II. If boroughs attached to a bishopric were in a difficult position, the difficulty was vastly increased in the case of those subject to the lordship and rule of a monastery. Towns owned by abbot or prior were like all the rest stirred by the general zeal for emancipation, but they were practically cut off from any hope of true liberty. The power with which they had to fight was invincible. Against the little lay corporation was set a great ecclesiastical corporation, wealthy, influential, united, persistent, immortal. All the elements which went to make up the strength of the town were raised in the convent to a yet higher degree of perfection, and the struggle was prolonged, intense, and at the best remained a drawn battle, setting nothing beyond dispute save the animosity of the combatants. Sometimes the defeat of the borough in the fifteenth century was as complete as it had been two hundred years before. Cirencester which had won extended privileges from Henry the Fourth in return for political services in his time of difficulty, was utterly beaten at last,[549] and fell back under the control of the Abbey as completely as St. Alban’s had done in earlier times.[550] In other cases the resistance was more energetic and sustained, and some slight measure of success was its reward.[551]
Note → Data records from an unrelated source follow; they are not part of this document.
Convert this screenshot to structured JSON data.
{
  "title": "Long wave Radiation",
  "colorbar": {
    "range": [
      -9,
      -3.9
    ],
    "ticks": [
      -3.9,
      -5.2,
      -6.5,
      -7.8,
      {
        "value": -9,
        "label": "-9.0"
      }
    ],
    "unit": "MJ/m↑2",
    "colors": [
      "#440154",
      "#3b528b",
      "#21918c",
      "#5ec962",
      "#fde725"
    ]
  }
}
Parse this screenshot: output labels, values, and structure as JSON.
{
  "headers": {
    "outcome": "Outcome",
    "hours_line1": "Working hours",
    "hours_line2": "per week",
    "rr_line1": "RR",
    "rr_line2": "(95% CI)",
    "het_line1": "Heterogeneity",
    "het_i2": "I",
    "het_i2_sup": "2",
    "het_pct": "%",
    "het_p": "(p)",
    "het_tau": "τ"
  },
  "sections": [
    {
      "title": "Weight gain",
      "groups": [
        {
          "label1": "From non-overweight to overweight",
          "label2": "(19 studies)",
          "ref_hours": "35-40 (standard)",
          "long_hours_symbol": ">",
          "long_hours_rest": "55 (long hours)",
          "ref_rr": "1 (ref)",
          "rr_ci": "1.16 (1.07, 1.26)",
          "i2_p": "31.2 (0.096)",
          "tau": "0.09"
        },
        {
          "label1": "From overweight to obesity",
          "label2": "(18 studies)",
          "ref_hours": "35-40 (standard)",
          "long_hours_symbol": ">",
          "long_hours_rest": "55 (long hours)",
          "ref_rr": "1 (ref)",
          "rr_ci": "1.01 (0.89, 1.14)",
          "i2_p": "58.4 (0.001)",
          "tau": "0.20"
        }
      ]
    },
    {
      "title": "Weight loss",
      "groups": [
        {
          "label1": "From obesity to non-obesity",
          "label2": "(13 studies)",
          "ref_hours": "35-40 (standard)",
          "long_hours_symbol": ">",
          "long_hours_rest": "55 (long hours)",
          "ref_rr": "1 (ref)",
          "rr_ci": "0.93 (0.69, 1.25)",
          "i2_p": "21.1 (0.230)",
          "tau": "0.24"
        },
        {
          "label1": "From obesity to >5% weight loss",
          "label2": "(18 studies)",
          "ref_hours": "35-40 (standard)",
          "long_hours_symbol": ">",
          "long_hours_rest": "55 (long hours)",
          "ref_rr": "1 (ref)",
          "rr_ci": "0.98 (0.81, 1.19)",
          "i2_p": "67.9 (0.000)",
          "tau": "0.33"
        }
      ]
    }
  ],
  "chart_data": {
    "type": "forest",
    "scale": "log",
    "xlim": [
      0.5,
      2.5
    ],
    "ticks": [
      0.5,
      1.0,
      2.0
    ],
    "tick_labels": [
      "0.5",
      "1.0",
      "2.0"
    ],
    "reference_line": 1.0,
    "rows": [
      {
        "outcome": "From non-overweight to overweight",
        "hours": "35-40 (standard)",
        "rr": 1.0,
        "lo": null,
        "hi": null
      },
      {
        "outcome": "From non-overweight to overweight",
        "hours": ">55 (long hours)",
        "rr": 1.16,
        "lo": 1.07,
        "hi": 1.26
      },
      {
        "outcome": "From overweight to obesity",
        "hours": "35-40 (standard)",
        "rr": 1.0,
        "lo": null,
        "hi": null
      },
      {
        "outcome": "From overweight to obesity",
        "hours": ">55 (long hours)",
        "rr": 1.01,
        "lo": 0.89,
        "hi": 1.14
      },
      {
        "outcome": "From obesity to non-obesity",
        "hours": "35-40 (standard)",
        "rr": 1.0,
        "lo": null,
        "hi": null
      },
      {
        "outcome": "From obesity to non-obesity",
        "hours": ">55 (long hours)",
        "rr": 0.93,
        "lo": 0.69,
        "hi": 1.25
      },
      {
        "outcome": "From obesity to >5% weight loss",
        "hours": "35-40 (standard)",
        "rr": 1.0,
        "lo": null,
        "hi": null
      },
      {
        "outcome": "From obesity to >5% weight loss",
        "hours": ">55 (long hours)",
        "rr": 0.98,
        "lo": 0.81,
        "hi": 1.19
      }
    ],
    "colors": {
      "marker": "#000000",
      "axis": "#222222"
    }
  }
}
As in the case of towns on feudal estates, any borough that possessed traditions of freedom handed down from a state of larger liberties might have some hope of ultimate success, but otherwise rebellion could only issue in defeat so final and decisive as to leave no further room for argument. Under the impulse of the popular movement which seems to have agitated many towns after the rising that took place in the days of Simon de Montfort, the men of S. Edmundsbury kept up for about seventy years a desperate struggle with the abbot who ruled them. For in 1264 it happened that “the younger and less discreet” of the town organized a conspiracy under colour of a Guild called “the Guild of Young Men,” and despising altogether the ancient horn of the community set up a new common horn of their own. Three hundred and more of these hopeful conspirators, known by the name of “bachelors,” having bound themselves to obey no bailiff save the aldermen and bailiffs of their own Guild, to answer to the sound of their new common horn instead of the old moot horn, and to count all who did not join them as public enemies,[552] soon found themselves engaged in riotings and in violently resisting the abbot from behind closed gates. On the abbot’s appeal to the Crown, however, the town grew frightened; the Guild was annihilated by the help of the more prudent sort, and the insurrection suppressed.
In less than thirty years, however, the burghers were renewing the memory of their old offences—forcing townsmen against their will to go to the hall of the Guild, and take an oath of allegiance to it; levying tolls and taxes, distraining on merchants who sold in the abbot’s market to extort money from them; hindering the execution of justice on merchants suspected of selling goods outside that market; and refusing to allow any member of the guild to bring a plea in the abbot’s court against any other brother of the guild: while the abbot on his side asserted his right to choose the alderman of the town and to appoint the keepers of the gates. In spite of a compromise made before the king’s judges sent the next year to enquire into the case, the same charges were again brought against the men of Bury before a royal commission of judges in 1304. The accused confessed that the abbot was lord of the whole town and its courts, but they still urged a claim to be free burgesses and to have an alderman, and a Merchant Guild with certain rights of justice belonging to it and with an elaborate code of procedure, and asserted their right to hold meetings for the common profit of the burgesses, and to levy taxes from men trading in the town. All this the abbot denied, whether the right to a Merchant Guild, or pleas belonging to it, or a community, or a common seal, or a mayor; according to him the townsfolk only had a right to a drinking feast, which they maliciously turned into an illegal convention, and if they took any fines it was against the merchant law and the King’s peace. The case was given for the abbot. The leaders were fined and put in jail, some of them escaping by payments while others through poverty lay in prison a month.